Wielkie oczekiwania kibiców i całej koszykarskiej Polski – te dwie rzeczy od samego początku wskazywały na to, że mecz o Superpuchar Polski będzie zażarty. Niestety, nie spodziewano się porażki Stelmetu BC we własnej hali – goście z Radomia zwyciężyli 81:77.
Kibice długo wyczekiwali pierwszego pojedynku w Twierdzy CRS. Ponad trzy tysiące fanów zgromadzonych w niedzielny wieczór w hali Centrum Rekreacyjno-Sportowego z radością powitali mistrzów Polski w nowym sezonie. Tym bardziej, gdy pierwszy mecz rozpoczynamy w komplecie…

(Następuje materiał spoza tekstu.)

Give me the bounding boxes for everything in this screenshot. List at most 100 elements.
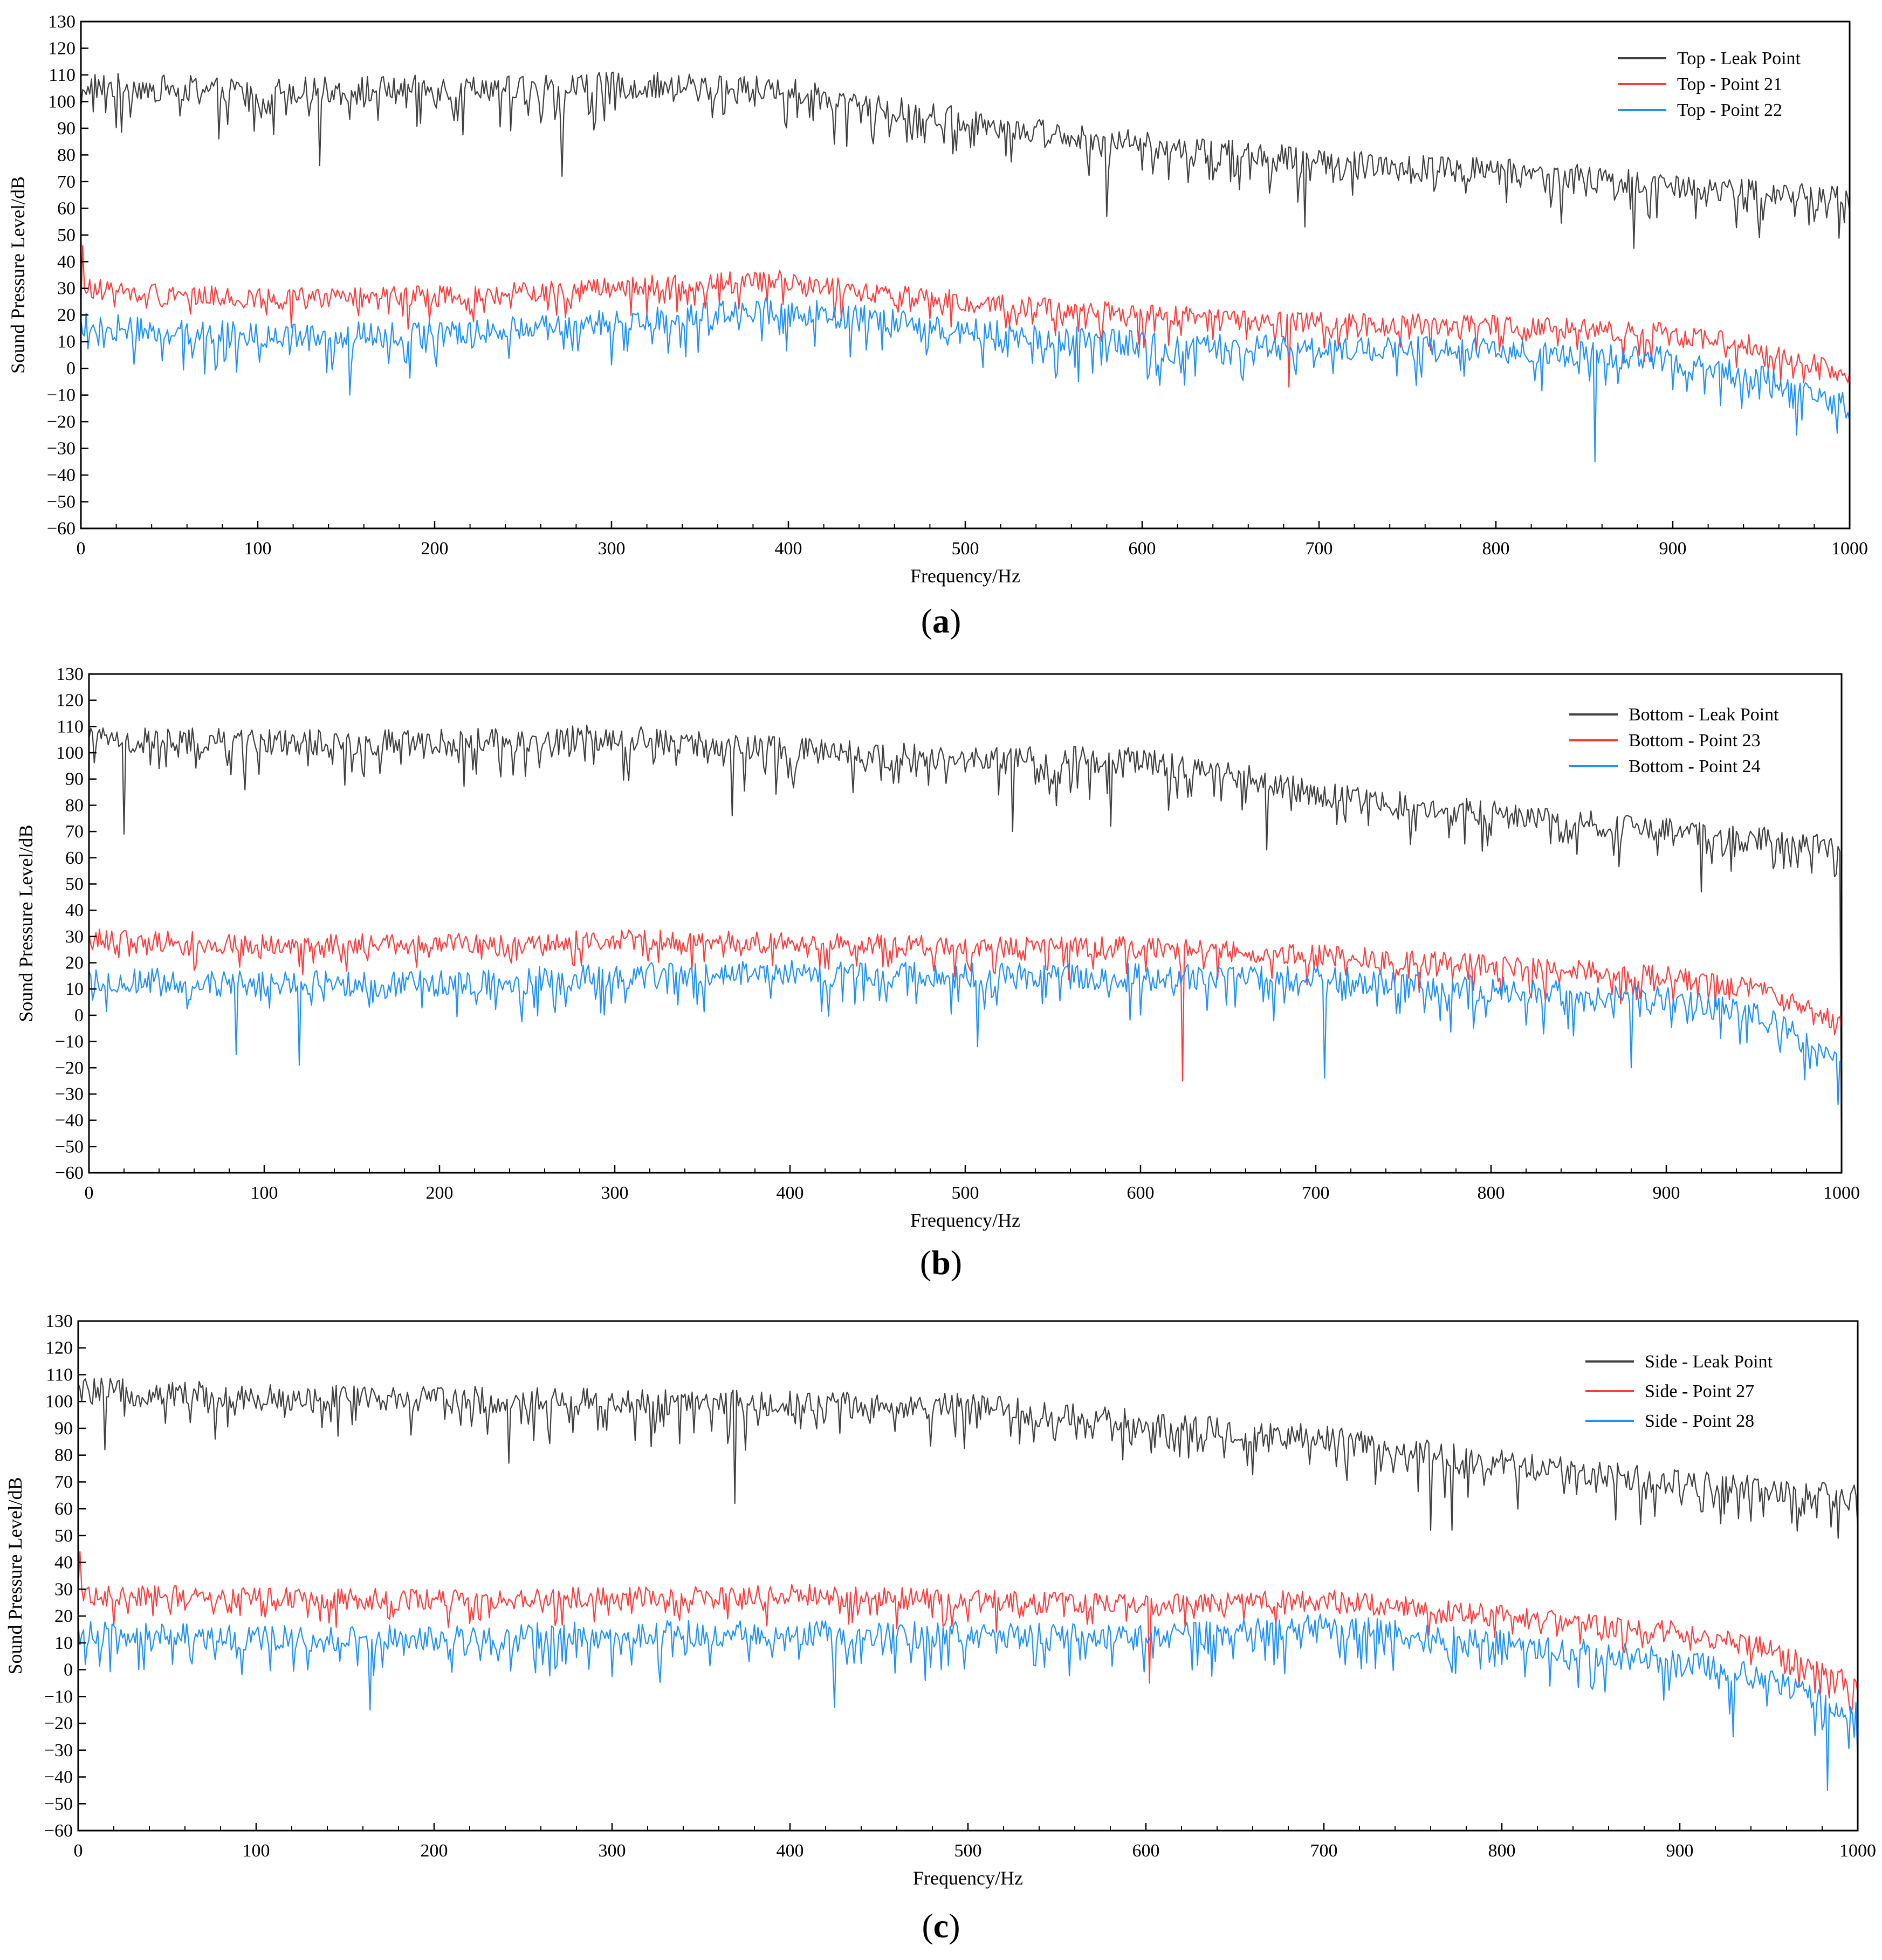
- y-tick-label: −20: [44, 1714, 73, 1734]
- x-tick-label: 900: [1659, 539, 1687, 559]
- x-tick-label: 400: [775, 539, 802, 559]
- x-axis-title: Frequency/Hz: [910, 565, 1020, 587]
- y-tick-label: −60: [55, 1163, 84, 1183]
- y-tick-label: 90: [57, 119, 75, 139]
- x-tick-label: 300: [601, 1183, 629, 1203]
- series-line-3: [80, 297, 1851, 463]
- legend-label: Bottom - Point 23: [1629, 731, 1761, 751]
- x-tick-label: 0: [77, 539, 86, 559]
- series-line-1: [77, 1377, 1859, 1539]
- y-tick-label: 60: [57, 198, 75, 218]
- y-tick-label: 50: [65, 874, 84, 894]
- y-tick-label: −10: [55, 1032, 84, 1052]
- panel-caption: (c): [922, 1907, 960, 1945]
- x-tick-label: 300: [599, 1841, 626, 1861]
- panel-a: 0 100 200 300 400 500 600 700 800 900 1000 −60 −50 −4…: [0, 0, 1882, 652]
- x-tick-label: 600: [1132, 1841, 1160, 1861]
- legend-label: Side - Leak Point: [1645, 1352, 1773, 1372]
- y-tick-label: 70: [57, 172, 75, 192]
- y-tick-label: 110: [49, 65, 75, 85]
- y-tick-label: 110: [46, 1365, 73, 1385]
- y-tick-label: 80: [54, 1446, 73, 1466]
- legend-label: Top - Point 22: [1677, 100, 1782, 120]
- chart-c: 0 100 200 300 400 500 600 700 800 900 1000−60−50−4…: [4, 1311, 1876, 1889]
- y-tick-label: −30: [47, 439, 75, 459]
- y-tick-label: −10: [44, 1687, 73, 1707]
- chart-a: 0 100 200 300 400 500 600 700 800 900 1000−60−50−4…: [7, 12, 1868, 587]
- x-tick-label: 1000: [1839, 1841, 1876, 1861]
- legend-label: Top - Leak Point: [1677, 49, 1801, 68]
- x-tick-label: 700: [1310, 1841, 1338, 1861]
- y-tick-label: −30: [44, 1741, 73, 1760]
- y-tick-label: −50: [44, 1794, 73, 1814]
- x-tick-label: 500: [952, 539, 979, 559]
- x-tick-label: 700: [1306, 539, 1333, 559]
- x-tick-label: 400: [777, 1841, 804, 1861]
- y-tick-label: 100: [48, 92, 75, 112]
- x-tick-label: 900: [1653, 1183, 1680, 1203]
- series-line-1: [80, 71, 1851, 249]
- y-tick-label: 130: [45, 1311, 73, 1331]
- x-tick-label: 500: [954, 1841, 982, 1861]
- y-tick-label: 80: [57, 145, 75, 165]
- y-tick-label: −50: [55, 1137, 84, 1157]
- y-tick-label: 0: [64, 1660, 73, 1680]
- panel-c: 0 100 200 300 400 500 600 700 800 900 1000 −60 −50 −4…: [0, 1299, 1882, 1960]
- legend-label: Side - Point 28: [1645, 1411, 1754, 1431]
- chart-b: 0 100 200 300 400 500 600 700 800 900 1000−60−50−4…: [15, 664, 1860, 1231]
- y-tick-label: 40: [57, 252, 75, 272]
- x-axis-title: Frequency/Hz: [910, 1209, 1020, 1231]
- legend-label: Top - Point 21: [1677, 74, 1782, 94]
- x-tick-label: 100: [243, 1841, 270, 1861]
- y-tick-label: −20: [47, 412, 75, 432]
- y-tick-label: 70: [65, 822, 84, 842]
- legend-label: Bottom - Leak Point: [1629, 705, 1779, 725]
- y-tick-label: 60: [54, 1499, 73, 1519]
- y-axis-title: Sound Pressure Level/dB: [15, 825, 37, 1022]
- x-tick-label: 700: [1302, 1183, 1330, 1203]
- series-line-3: [88, 959, 1843, 1105]
- series-line-1: [88, 724, 1843, 1173]
- y-tick-label: −40: [55, 1111, 84, 1131]
- y-tick-label: 10: [65, 979, 84, 999]
- x-tick-label: 100: [251, 1183, 278, 1203]
- y-tick-label: 100: [45, 1392, 73, 1412]
- y-axis-title: Sound Pressure Level/dB: [4, 1477, 26, 1675]
- y-tick-label: −10: [47, 386, 75, 405]
- panel-caption: (a): [921, 602, 961, 640]
- y-tick-label: −50: [47, 492, 75, 512]
- series-line-3: [77, 1613, 1859, 1791]
- y-tick-label: 50: [54, 1526, 73, 1546]
- x-tick-label: 800: [1488, 1841, 1516, 1861]
- y-tick-label: 0: [66, 359, 75, 379]
- panel-b: 0 100 200 300 400 500 600 700 800 900 1000 −60 −50 −4…: [0, 652, 1882, 1299]
- y-tick-label: 90: [54, 1419, 73, 1439]
- y-tick-label: 60: [65, 848, 84, 868]
- y-tick-label: 120: [56, 691, 84, 711]
- y-tick-label: 40: [65, 900, 84, 920]
- y-tick-label: −40: [47, 465, 75, 485]
- y-tick-label: 20: [54, 1606, 73, 1626]
- plot-frame: [88, 673, 1843, 1174]
- y-tick-label: 30: [65, 927, 84, 947]
- y-tick-label: 30: [54, 1579, 73, 1599]
- y-tick-label: 20: [65, 953, 84, 973]
- y-tick-label: 70: [54, 1472, 73, 1492]
- x-tick-label: 200: [426, 1183, 454, 1203]
- x-tick-label: 600: [1129, 539, 1156, 559]
- y-tick-label: 40: [54, 1553, 73, 1573]
- x-tick-label: 500: [952, 1183, 979, 1203]
- x-tick-label: 400: [777, 1183, 804, 1203]
- y-tick-label: 80: [65, 795, 84, 815]
- y-tick-label: 130: [48, 12, 75, 32]
- legend-label: Side - Point 27: [1645, 1381, 1754, 1401]
- y-tick-label: 20: [57, 305, 75, 325]
- x-tick-label: 1000: [1823, 1183, 1860, 1203]
- x-tick-label: 100: [244, 539, 272, 559]
- series-line-2: [80, 245, 1851, 388]
- y-tick-label: 0: [74, 1006, 84, 1026]
- legend-label: Bottom - Point 24: [1629, 757, 1761, 776]
- y-tick-label: 120: [45, 1338, 73, 1358]
- y-tick-label: 10: [57, 332, 75, 352]
- x-tick-label: 800: [1478, 1183, 1505, 1203]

Pierwsze akcje w wykonaniu obu zespołów wyglądały mocno chaotycznie – niemoc przełamał Michał Sokołowski po półtorej minuty. Szybko odpowiedział jednak Karol Gruszecki rzutem z dystansu. Mimo to radomianie wyszli na nieznaczną przewagę, głównie za sprawą akcji Garego Bella (9:5). Świetnie zza łuku spisywał się również Tyrone Brazelton, którego dwie trójki utrzymywały Rosę na pięciopunktowym prowadzeniu 15:10. Sytuacja doprowadziła ostateczne do wzięcia czasu przez Artura Gronka przy stanie 17:13. Mimo interwencji do końca kwarty nie udało się zmienić znacząco wyniku spotkania – radomianie wygrywali po pierwszej kwarcie 20:15.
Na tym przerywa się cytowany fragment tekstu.